Recovery in Arcadia is long, church continues its efforts

Dec. 9, 2004    News media contact:  Michael Wacht*    
407-897-1140   
mwacht@flumc.org     Orlando  {0204}

An e-Review Feature
By Jenna De Marco**

ARCADIA — Patricia and Jere Worley, both in their 70s, already had their hands full dealing with health problems, raising their adopted grandchild and great-grandchild, and tending their 10-acre orange groves.

And that was before Hurricane Charley blew through their town.

The storm pounded their Fort Ogden home, which is located just outside Arcadia. "There was a lot of roof damage and a barn that's down and a pump house, and all of the oranges are off," Patricia Worley said. "Charley picked oranges in about 30 minutes."

In addition to losing their 10-acre crop of oranges and the roof damage, the storm also blew in windows. The family did not have the money or insurance to cover their losses, according to Patricia. And Jere Worley, recovering from recent open-heart surgery, was too weak to make any repairs himself. So they reached out to the community.

"We went down [into town] looking for help," Patricia said.

ARCADIA — A work team from Virginia makes repairs to Patricia and Jere Worley's home here.
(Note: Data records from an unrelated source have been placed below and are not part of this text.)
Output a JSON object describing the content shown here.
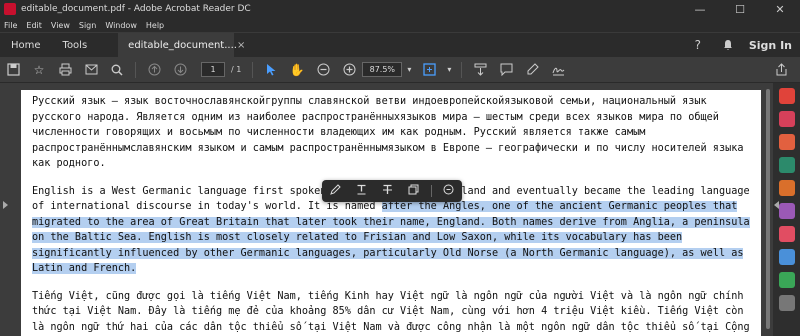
{
  "window": {
    "title": "editable_document.pdf - Adobe Acrobat Reader DC",
    "minimize": "—",
    "maximize": "☐",
    "close": "✕"
  },
  "menu": [
    "File",
    "Edit",
    "View",
    "Sign",
    "Window",
    "Help"
  ],
  "tabs": {
    "home": "Home",
    "tools": "Tools",
    "document": "editable_document....",
    "close": "×",
    "sign_in": "Sign In"
  },
  "toolbar": {
    "page_current": "1",
    "page_total": "/ 1",
    "zoom": "87.5%"
  },
  "document": {
    "p1": "Русский язык — язык восточнославянскойгруппы славянской ветви индоевропейскойязыковой семьи, национальный язык русского народа. Является одним из наиболее распространённыхязыков мира — шестым среди всех языков мира по общей численности говорящих и восьмым по численности владеющих им как родным. Русский является также самым распространённымславянским языком и самым распространённымязыком в Европе — географически и по числу носителей языка как родного.",
    "p2_before": "English is a West Germanic language first spoken in early medieval England and eventually became the leading language of international discourse in today's world. It is named ",
    "p2_selected": "after the Angles, one of the ancient Germanic peoples that migrated to the area of Great Britain that later took their name, England. Both names derive from Anglia, a peninsula on the Baltic Sea. English is most closely related to Frisian and Low Saxon, while its vocabulary has been significantly influenced by other Germanic languages, particularly Old Norse (a North Germanic language), as well as Latin and French.",
    "p3": "Tiếng Việt, cũng được gọi là tiếng Việt Nam, tiếng Kinh hay Việt ngữ là ngôn ngữ của người Việt và là ngôn ngữ chính thức tại Việt Nam. Đây là tiếng mẹ đẻ của khoảng 85% dân cư Việt Nam, cùng với hơn 4 triệu Việt kiều. Tiếng Việt còn là ngôn ngữ thứ hai của các dân tộc thiểu số tại Việt Nam và được công nhận là một ngôn ngữ dân tộc thiểu số tại Cộng hòa Séc."
  },
  "colors": {
    "selection": "#b4cff0",
    "accent": "#4a9eff"
  }
}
The work team was sent by Trinity United Methodist Church's "clearinghouse" for disaster relief. Photo courtesy of Don and Sherrin Larson, Photo #04-0115.

Assistance came in November through a work team from Virginia sent to the couple's home by Trinity United Methodist Church's "clearinghouse" for disaster relief. The church is serving as a hub for determining unmet storm-related community needs in the Arcadia area and coordinating efforts for meeting those needs.
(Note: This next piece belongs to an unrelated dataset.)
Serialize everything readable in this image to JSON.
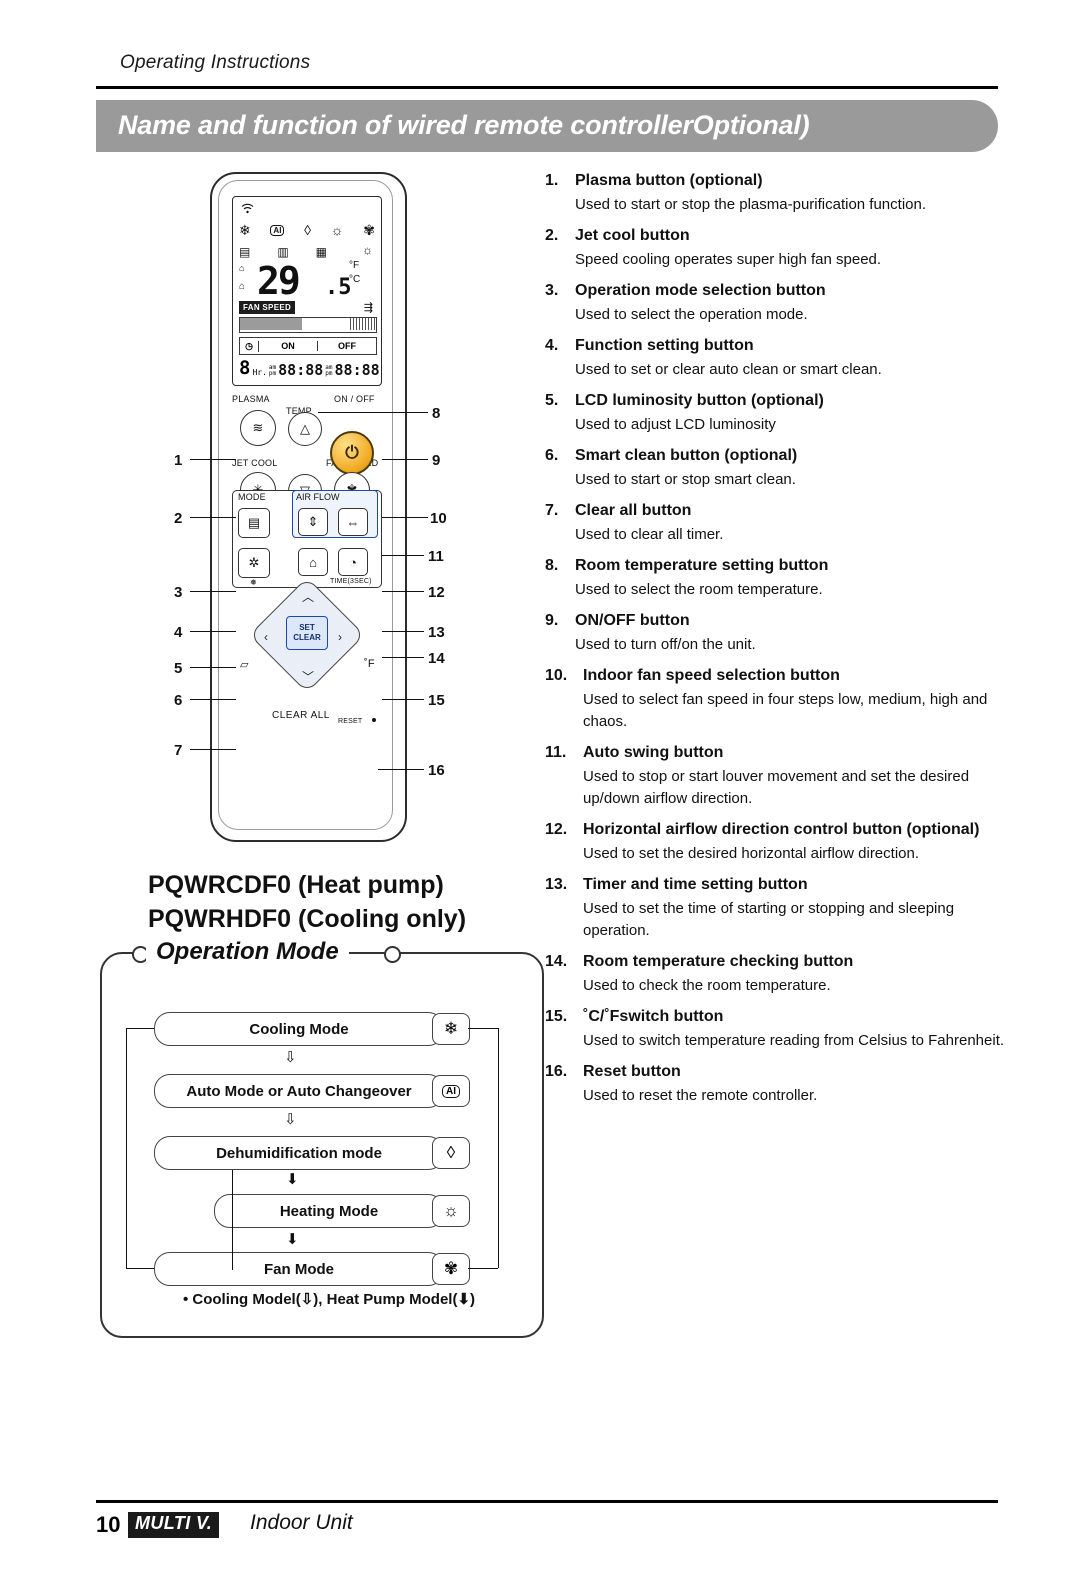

"[The team] was wonderful. They were a lot of fun and a sheer joy to be around, and the Methodist church should be very proud of their people," Worley said.

The work team purchased the materials for the roof repair with their own money-about $2,500 -and made the repairs themselves.

The Worley's need was only one of many unmet needs in the area. Unmet needs include those that have been registered with the church and aren't covered by other means, such as insurance or federal assistance.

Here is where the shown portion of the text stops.